Mark Crosley, executive director of the Florida Inland Navigation District (FIND), said that while they are a month into the project that will increase the depth of the waterway to 15 feet, the entire dredge will take about a year to complete. The initial stage is a chance for the staff and crew operating the excavator to get acquainted with the marine traffic and surrounding community.



Three hopper barges measuring 220 feet long by 45 feet wide will be collecting the dredge material taken from the ICW. Cashman Dredging estimates that 180,000 cubic yards of material will be excavated. PHOTOS/SUZETTE COOK

“If you go to our website, aicw.org, there’s a two-page update and an e-mail address that captains and crew can sign up for to get locations of the dredge,” Crosley said about keeping yacht crew in the loop.

Stephen Tobin, vice president of Cashman Dredging and Marine Contracting Co. based in Quincy, Mass., said he set up the e-mail address IWWDredgePosition@jaycashman.com for anyone interested in staying in the know of the project. Although mariners refer to the Intracoastal Waterway as the ICW its official name is the Atlantic Intracoastal Waterway (AIWW or simply the IWW).

“We did that in New York because we had a lot of stakeholders there,” Tobin said about the daily email update that includes a map highlighting where dredge equipment and the accompanying 220-foot hopper will be set up.

Tobin and his crew have completed two deepening projects in New York including the 42-mile Hudson River cleanup conducted by General Electric from Fort Edward to Troy.

“Part of our discussion here with FIND was how do we get the marine community involved,” Tobin said, “to at least get people to have that information if they wanted it.”

Tobin oversees all aspects of the deepening project and is based out of the Cashman office set up at The Sails Marina on the southeast side of the 17th Street Causeway bridge.

He has worked for Cashman Dredging for 10 years and served as an engineering consultant specializing in the environment and dredging. It was Tobin’s decision to start the project in the widest part of the ICW.

“We chose this location because it’s one of the wider areas so people can get used to us, see us out there and understand why we’re there,” Tobin said. “We really wanted the bridge traffic to see us, and people to get comfortable with us. It’s the best way to do it.
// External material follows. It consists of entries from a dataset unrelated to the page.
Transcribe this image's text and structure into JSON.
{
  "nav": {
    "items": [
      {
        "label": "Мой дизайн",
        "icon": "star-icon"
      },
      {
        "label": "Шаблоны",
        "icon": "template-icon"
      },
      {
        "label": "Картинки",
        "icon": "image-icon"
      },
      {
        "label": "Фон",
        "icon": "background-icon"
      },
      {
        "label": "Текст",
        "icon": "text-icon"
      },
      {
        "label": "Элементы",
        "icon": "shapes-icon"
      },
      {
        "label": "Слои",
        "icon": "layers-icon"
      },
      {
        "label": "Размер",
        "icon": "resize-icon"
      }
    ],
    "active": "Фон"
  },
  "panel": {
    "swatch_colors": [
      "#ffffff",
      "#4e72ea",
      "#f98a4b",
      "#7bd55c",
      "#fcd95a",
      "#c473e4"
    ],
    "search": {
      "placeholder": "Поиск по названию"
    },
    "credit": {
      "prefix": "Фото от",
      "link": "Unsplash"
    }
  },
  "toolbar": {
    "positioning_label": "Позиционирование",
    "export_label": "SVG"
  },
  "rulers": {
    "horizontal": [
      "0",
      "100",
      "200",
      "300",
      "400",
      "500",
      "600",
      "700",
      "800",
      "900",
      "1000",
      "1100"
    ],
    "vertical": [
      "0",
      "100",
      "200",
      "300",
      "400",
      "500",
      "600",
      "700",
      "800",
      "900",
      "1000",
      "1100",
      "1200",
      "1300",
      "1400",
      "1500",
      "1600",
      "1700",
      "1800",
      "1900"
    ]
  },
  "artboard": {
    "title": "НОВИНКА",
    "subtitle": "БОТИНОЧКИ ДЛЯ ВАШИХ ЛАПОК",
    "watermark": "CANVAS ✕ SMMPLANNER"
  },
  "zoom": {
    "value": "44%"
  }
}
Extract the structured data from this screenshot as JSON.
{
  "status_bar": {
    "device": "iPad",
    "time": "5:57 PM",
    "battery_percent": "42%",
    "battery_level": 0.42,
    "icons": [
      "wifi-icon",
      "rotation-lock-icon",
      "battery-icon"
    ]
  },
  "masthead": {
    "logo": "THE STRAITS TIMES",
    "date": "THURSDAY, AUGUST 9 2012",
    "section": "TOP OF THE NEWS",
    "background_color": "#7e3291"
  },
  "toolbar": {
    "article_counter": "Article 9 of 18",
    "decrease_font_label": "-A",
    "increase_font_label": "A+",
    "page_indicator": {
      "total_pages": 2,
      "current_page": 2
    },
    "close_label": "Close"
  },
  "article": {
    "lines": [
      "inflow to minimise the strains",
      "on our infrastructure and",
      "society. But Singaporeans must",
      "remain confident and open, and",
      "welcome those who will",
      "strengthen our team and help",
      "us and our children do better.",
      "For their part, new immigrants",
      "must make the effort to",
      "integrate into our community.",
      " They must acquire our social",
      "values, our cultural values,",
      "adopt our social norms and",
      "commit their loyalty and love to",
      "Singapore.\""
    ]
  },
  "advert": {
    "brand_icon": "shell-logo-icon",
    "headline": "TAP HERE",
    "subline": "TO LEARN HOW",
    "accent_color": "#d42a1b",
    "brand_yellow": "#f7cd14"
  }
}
“We want people to understand the pieces that are out there and what they do, so that when traffic is coming, people understand that this is where it’s going to be.”

Deepening strategy

Both Crosley and Tobin say the history of the ICW and the date of the last dredge is hard to pinpoint. The original project was 10 feet deep and 125 feet wide, according to Crosley.

“As far as I can tell, the longer we go back, the harder it is for records,” he said. “Obviously before computers somebody wrote stuff down.”

Crosley said no significant dredging of the 2-mile stretch has been reported since the Army Corps of Engineers cleared the waterway in the 1970s.

“The Army Corps hasn’t dredged it, we haven’t dredged it,” Crosley said. “I don’t know, some private firm could have come by 50 years ago and done something.”

While the history of the waterway is under question, Tobin sits at a table in the Cashman trailer with a set of mapped-out plans laid out in front of him.

“This box represents where we’ve dug,” Tobin said as he pointed to sections on maps of the waterway. “These are existing elevations.”

In a pre-survey done by Oceanside Solutions, the hydrographic terrain is labeled by depths.

“Pre-dredge constitutes the background elevations,” Tobin said. “So before we start digging, we find out what’s actually there so we can figure out what we have to take.

“There’s 14.1, 13, 15 feet over there,” Tobin explained. “This particular area we have to bring to 16 feet.

“We approach each section, which is known as an acceptance area,” Tobin said. “We set up cut lanes. The dredge is an excavator and can only dig so wide, so we set up 40-foot-wide cut lanes. We work our way all the way up and all the way down, almost like mowing a lawn.”

Tobin stays organized by referring to a 28-page poster-size book that includes overviews and cross-section views of each the 14 acceptance zones that make up the project. And he uses an overall color-coded visual.

“My guys will print me a map for the wall,” he said. “If it’s blue, it means we’re good. If it’s green, it means we’re close. If it’s red, it means we’ve got to get to it.”

Once an acceptance zone is dredged, it is measured by engineers and cleared as it meets the required depth. For Tobin and his crew that means a minimum of 15 feet at mean low water (MLW).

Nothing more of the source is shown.